Com a recente indicação e nomeação do procurador de contas Alisson Carvalho de Alencar para o cargo de conselheiro, o TCE-MT não apenas se aproxima da composição idealizada pelo Constituinte de 1988, como também reforça a qualidade técnica de seu colegiado. O perfil profissional e acadêmico do novo e jovem conselheiro dispensa maiores comentários, destacando-se por sua cortesia, elevada capacidade de comunicação, maturidade intelectual e comportamental, além de competências socioemocionais relevantes ao exercício da função.

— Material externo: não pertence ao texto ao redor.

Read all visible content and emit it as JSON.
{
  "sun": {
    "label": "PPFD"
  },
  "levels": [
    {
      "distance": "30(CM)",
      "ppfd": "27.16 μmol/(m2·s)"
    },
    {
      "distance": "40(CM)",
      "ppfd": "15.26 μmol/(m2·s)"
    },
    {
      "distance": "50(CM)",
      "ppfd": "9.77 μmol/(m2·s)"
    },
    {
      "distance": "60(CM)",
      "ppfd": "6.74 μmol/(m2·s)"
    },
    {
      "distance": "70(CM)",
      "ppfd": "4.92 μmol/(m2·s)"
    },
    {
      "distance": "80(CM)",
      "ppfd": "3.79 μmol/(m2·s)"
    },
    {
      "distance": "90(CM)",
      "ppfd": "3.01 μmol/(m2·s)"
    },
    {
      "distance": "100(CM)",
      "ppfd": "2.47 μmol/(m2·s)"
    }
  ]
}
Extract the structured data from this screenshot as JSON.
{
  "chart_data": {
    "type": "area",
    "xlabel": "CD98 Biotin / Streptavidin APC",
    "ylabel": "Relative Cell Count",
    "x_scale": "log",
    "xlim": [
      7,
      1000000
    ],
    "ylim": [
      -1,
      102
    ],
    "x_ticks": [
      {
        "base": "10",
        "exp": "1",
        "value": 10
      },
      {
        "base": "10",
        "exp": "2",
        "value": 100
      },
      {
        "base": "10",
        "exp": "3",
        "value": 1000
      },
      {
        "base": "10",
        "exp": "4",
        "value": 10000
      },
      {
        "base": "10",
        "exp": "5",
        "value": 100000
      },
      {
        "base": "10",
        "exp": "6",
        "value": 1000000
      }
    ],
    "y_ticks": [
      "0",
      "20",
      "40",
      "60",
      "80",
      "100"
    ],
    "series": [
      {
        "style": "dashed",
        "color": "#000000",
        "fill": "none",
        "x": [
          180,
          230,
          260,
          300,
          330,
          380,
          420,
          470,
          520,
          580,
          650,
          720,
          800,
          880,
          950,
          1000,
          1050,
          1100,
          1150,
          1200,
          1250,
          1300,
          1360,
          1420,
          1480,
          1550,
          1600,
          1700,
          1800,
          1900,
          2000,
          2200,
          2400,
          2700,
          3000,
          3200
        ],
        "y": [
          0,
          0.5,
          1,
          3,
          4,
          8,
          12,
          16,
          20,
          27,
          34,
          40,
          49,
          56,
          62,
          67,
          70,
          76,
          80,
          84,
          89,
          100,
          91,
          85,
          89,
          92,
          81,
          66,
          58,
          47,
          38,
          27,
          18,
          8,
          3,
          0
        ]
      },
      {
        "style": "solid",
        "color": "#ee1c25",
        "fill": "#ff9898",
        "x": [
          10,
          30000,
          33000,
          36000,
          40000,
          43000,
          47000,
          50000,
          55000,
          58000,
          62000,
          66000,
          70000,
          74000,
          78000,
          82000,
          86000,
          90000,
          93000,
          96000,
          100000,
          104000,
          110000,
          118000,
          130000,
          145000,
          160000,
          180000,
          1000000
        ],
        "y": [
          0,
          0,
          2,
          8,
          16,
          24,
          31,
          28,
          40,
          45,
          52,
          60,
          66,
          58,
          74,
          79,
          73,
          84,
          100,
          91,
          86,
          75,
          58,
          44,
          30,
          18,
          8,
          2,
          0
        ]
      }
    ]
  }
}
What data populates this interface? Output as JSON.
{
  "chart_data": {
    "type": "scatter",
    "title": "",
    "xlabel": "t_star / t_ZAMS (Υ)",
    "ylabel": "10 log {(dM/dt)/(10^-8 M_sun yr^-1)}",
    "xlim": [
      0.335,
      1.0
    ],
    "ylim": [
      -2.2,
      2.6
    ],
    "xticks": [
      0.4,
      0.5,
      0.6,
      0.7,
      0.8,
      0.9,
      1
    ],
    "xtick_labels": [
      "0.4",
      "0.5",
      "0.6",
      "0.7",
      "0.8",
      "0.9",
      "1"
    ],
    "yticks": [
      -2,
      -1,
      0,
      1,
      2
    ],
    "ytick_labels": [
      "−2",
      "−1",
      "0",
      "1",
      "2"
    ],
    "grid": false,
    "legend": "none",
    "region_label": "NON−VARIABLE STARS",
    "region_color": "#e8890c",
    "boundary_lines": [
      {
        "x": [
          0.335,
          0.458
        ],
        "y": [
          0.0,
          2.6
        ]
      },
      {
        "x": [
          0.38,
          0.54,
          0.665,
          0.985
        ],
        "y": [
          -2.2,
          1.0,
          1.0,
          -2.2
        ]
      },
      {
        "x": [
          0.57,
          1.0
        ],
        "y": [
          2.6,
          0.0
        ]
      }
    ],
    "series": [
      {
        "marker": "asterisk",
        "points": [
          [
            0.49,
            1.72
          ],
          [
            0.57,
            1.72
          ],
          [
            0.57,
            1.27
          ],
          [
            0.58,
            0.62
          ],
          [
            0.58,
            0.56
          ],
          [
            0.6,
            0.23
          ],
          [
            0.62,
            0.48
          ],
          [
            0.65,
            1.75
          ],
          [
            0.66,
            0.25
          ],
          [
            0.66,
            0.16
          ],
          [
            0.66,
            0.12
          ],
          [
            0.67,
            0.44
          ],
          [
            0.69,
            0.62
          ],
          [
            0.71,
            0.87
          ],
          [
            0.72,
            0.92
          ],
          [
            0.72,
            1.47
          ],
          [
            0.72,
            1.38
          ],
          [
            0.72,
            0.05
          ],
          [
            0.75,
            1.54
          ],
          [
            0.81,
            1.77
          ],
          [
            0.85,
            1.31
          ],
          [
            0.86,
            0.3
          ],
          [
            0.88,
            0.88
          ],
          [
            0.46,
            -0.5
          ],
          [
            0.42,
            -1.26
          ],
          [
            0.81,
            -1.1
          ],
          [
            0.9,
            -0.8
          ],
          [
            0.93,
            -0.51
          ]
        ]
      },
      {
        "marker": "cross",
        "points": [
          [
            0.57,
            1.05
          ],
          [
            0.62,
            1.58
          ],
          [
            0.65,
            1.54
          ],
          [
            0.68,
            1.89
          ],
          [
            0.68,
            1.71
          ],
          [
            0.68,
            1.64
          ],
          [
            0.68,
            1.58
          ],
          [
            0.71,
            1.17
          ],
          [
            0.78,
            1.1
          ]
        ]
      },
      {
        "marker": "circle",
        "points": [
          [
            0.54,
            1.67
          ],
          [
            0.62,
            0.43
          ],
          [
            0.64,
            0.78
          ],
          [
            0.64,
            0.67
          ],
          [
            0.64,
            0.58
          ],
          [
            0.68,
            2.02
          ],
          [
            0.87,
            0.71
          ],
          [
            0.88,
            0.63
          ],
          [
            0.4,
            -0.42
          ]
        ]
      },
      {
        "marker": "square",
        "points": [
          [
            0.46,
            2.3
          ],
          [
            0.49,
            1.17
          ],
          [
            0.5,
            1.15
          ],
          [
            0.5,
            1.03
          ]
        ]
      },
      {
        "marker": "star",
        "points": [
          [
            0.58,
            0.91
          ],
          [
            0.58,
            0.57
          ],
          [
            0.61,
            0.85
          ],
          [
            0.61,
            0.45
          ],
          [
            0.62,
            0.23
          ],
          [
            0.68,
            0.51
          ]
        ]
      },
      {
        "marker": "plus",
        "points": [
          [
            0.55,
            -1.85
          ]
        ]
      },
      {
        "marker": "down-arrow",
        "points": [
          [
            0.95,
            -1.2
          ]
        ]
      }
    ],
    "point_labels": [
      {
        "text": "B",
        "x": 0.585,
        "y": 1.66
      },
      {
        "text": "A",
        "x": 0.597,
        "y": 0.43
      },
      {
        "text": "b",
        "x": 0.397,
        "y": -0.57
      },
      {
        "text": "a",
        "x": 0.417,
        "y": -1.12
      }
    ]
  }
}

Embora a maioria dos conselheiros seja escolhida entre agentes políticos que, ao longo de suas trajetórias, adquiriram sólidos conhecimentos e experiências em administração pública, a mescla de formações e vivências constituem uma virtude institucional. A diversidade de perfis profissionais amplia a qualidade do debate, aprofunda a análise de casos concretos e favorece a adoção de decisões técnicas adequadas e razoáveis.
Nessa mesma perspectiva e em conformidade com o texto constitucional, a próxima vaga de conselheiro oriunda da quota do Governador deverá ser preenchida por auditor substituto de conselheiro, escolhido a partir de uma lista tríplice. Nesse processo, cabe ao Governador a escolha discricionária entre os três nomes indicados pelo Tribunal, à Assembleia Legislativa a sabatina e aprovação do indicado e, por fim, ao chefe do Executivo a nomeação, seguida da posse pelo Presidente do Tribunal.
Diante da crescente complexidade da administração pública e da maior exigência social por resultados concretos, fortalecer a composição mista dos Tribunais de Contas revela-se essencial para a efetividade do controle externo. Mais do que fiscais da coisa pública, essas instituições consolidam-se como instâncias qualificadas de orientação técnica especializada, diálogo institucional e de proposição de soluções e boas práticas de gestão pública.
Isaías Lopes da Cunha
É auditor substituto de conselheiro no TCE-MT e doutorando em Ciências Contábeis e Administração.